For me, the incident itself wasn't nearly as stunning as what I've watched transpire in the days since: prominent media figures calling for Miami to receive the death penalty, fans writing in to my blog and Mailbag calling the Hurricanes "a gang of criminals" and "a penal-league team," repeated use of the phrase "Thug U."

Reading and listening to such virulent backlash, you would think Miami is the only program in the country that's ever experienced disciplinary problems.
[...]
You might not believe this -- you might not want to believe this -- but over the past decade, Miami has had fewer player arrests or NCAA-related incidents than almost any other major program in the country. Miami has not had 20-plus incidents involving shoplifting, assault, gun charges and failed drug tests over the past two years, as Tennessee has. Miami has not had to dismiss a star player for earning money through a phony job, as Oklahoma has. Miami has not had a star linebacker accused of sexual assault on the eve of its bowl game as Florida State did last year. And Miami's most recent Academic Progress Rate (956) placed it in the top 20 to 30 percent of all Division I football programs.

To the Miami lynch mob, however, none of this seems nearly as relevant as, say, its tawdry sportsmanship in a Cotton Bowl played 15 years ago, or the fact that the 'Canes showed up to a Fiesta Bowl two decades ago wearing army fatigues, or an NCAA Pell grant scandal that occurred more than a decade ago.

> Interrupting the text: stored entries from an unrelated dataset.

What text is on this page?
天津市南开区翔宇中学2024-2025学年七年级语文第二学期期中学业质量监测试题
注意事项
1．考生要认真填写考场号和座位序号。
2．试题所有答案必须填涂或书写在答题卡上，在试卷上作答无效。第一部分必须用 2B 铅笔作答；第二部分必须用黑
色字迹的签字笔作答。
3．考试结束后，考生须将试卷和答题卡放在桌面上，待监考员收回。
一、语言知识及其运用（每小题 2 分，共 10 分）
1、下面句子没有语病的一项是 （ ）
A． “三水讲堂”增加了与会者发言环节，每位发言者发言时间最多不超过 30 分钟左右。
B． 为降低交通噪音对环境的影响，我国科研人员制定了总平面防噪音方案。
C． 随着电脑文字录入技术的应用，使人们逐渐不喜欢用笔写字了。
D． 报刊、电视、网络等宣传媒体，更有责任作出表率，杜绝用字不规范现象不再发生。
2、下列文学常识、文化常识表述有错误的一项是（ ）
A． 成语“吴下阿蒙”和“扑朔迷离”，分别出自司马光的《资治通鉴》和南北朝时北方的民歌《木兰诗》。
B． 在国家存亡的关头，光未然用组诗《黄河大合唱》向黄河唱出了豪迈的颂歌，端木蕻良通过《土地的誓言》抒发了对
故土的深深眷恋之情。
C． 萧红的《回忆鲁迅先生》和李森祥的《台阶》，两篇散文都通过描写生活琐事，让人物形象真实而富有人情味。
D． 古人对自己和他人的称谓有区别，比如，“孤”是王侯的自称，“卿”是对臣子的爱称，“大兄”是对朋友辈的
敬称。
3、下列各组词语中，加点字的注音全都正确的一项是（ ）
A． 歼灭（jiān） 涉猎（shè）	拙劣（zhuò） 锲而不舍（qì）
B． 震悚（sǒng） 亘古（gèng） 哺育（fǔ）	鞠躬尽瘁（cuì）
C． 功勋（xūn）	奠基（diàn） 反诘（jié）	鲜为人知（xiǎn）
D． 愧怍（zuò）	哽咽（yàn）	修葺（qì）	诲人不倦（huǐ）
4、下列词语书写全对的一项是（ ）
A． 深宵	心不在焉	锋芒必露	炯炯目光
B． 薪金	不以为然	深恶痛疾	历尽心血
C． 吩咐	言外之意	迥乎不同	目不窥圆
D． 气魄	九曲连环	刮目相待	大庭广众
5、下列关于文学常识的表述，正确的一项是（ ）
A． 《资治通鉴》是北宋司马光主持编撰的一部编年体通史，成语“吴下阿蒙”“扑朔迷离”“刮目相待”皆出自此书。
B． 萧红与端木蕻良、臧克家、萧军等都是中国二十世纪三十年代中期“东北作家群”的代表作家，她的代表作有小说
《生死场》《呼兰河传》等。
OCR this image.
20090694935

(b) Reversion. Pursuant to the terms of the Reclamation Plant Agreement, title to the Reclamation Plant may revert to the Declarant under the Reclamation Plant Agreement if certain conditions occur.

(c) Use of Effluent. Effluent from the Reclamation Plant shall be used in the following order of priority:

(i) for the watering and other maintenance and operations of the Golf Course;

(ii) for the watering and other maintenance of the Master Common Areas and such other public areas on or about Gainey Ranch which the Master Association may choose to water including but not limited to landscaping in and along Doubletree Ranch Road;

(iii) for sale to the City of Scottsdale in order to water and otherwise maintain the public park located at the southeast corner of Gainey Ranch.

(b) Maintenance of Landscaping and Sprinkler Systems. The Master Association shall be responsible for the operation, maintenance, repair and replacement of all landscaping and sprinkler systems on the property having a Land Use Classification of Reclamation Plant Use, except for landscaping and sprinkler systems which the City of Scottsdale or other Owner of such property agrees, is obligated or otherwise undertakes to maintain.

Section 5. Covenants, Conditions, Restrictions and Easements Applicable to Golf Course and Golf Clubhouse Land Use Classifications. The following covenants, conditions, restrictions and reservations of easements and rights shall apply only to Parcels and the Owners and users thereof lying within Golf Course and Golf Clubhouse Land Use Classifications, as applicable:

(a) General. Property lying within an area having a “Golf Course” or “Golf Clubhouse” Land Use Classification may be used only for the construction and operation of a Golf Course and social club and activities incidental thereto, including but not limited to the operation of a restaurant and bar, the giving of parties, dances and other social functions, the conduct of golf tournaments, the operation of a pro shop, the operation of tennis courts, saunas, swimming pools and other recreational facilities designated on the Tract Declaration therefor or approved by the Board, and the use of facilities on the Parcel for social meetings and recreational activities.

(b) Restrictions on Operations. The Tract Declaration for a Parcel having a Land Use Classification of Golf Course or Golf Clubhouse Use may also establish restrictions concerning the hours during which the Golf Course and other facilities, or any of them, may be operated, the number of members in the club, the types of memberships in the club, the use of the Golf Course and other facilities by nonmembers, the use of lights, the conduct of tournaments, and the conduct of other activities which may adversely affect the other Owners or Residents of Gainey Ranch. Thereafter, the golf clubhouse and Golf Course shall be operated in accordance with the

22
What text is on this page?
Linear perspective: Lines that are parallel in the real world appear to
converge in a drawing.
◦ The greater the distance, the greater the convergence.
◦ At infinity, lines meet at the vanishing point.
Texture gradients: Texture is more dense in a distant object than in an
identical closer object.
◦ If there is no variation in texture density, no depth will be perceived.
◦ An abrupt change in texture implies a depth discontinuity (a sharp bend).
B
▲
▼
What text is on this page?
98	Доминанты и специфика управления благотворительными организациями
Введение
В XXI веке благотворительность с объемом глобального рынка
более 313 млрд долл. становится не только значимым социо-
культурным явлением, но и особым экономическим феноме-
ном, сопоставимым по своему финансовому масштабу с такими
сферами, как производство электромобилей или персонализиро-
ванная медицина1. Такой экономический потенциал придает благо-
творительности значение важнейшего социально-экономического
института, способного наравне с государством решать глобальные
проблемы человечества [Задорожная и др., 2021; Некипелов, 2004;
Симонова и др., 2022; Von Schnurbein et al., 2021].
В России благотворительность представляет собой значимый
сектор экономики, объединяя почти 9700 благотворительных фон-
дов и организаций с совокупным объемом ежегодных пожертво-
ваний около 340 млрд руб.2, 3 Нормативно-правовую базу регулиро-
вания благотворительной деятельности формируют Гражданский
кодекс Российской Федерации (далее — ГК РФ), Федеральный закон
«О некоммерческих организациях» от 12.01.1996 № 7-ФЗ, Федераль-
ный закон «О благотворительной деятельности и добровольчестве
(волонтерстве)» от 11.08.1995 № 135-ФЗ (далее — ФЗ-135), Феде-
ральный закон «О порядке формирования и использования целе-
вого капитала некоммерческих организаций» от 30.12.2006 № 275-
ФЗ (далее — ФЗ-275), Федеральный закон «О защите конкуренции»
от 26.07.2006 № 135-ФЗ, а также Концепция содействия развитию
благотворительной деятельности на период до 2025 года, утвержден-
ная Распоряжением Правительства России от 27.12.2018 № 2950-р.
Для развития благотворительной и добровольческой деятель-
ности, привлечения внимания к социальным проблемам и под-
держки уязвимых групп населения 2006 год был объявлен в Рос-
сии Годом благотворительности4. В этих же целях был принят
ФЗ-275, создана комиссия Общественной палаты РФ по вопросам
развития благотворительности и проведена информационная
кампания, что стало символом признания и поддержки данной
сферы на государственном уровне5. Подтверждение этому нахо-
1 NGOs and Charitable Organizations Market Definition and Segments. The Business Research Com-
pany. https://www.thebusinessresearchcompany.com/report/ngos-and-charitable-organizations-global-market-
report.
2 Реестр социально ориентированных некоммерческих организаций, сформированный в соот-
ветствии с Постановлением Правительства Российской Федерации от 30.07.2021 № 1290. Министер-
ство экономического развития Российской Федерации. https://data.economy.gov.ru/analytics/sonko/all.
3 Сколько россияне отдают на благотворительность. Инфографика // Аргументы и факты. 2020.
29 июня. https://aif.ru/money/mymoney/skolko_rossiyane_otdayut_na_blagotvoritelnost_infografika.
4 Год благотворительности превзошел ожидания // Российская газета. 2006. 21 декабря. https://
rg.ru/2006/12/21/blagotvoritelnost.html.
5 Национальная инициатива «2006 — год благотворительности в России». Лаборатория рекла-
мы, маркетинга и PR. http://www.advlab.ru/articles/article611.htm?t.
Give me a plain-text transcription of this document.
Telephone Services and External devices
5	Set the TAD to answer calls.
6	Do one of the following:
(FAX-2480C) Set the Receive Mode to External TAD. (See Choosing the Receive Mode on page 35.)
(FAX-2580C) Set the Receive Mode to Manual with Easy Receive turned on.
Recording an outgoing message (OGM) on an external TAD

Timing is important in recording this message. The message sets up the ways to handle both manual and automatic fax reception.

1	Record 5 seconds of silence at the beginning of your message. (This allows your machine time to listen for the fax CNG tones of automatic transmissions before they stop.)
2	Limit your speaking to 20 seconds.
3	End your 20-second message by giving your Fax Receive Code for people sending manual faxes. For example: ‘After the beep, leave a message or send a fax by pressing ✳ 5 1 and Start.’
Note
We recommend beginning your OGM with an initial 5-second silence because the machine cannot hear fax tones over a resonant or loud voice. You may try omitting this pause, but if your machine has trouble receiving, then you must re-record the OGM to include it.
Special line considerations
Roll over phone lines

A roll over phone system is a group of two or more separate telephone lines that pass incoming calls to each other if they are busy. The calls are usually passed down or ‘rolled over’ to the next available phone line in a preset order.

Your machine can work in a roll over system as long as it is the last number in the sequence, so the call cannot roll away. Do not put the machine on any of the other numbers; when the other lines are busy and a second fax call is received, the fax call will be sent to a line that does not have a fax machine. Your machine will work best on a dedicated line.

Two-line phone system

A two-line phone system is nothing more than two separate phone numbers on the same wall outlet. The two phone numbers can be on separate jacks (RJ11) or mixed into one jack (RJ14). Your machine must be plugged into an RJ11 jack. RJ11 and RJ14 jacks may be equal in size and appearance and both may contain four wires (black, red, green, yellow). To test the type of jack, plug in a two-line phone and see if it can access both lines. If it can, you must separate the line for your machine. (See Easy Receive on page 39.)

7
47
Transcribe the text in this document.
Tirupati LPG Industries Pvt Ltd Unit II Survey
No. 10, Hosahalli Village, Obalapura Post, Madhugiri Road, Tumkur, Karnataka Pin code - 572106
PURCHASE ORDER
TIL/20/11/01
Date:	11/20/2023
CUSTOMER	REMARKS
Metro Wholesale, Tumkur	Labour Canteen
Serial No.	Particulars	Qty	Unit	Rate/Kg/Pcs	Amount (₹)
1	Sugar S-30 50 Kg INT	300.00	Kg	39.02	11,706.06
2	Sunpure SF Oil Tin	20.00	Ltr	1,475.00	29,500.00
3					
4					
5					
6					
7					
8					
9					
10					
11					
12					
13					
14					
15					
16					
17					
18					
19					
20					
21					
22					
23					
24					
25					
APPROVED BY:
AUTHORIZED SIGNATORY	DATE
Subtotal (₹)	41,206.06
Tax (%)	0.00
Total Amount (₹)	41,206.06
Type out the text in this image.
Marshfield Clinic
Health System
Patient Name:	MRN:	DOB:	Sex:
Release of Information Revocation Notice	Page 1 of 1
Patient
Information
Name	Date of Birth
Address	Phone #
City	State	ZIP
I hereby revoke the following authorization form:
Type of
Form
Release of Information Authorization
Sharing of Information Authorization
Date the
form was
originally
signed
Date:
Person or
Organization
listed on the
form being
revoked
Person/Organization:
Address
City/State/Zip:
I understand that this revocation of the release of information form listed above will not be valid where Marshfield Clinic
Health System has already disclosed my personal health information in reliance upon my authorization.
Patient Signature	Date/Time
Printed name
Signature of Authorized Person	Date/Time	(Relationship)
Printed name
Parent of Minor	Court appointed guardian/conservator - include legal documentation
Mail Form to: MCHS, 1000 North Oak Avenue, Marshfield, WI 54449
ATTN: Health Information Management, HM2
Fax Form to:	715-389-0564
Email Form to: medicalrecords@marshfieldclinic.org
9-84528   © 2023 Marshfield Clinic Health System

SMQ won't defend Miami en toto - uh, Brandon Meriweather? The recruitment of Willie Williams? - but a bench-clearing brawl is not unprecedented, nor the sign of the crumbling of civilization. It's a fight. It's a violent, emotional game and sometimes kids fight. One commentator Wednesday night wanted Miami's players out of college football and possibly banned from the NFL or any other football field for life; an otherwise silent sideline guy cut in twice to passively insist - via his own "concerns" about the situation - on Larry Coker's ouster. It sounded, if SMQ hadn't seen the video, like the backup offensive line went Last Boy Scout summarily executed FIU's training staff on the midfield "U."

Why did this particular instance of inappropriate fisticuffs have to reflect poorly on the entire landscape of college football, as opposed to the specific individuals who instigated and escalated it, and who have now been disciplined within the university structure? Why is this outside the typical purveyance of dumb kids doing dumb things? If there was injury and malicious or criminal intent, deal with those individuals criminally. But really, it was just another big fight.


Never before has such excessive depravity been witnessed on the pristine beacons of civility and a class you and I once knew as a football field, except all those other times.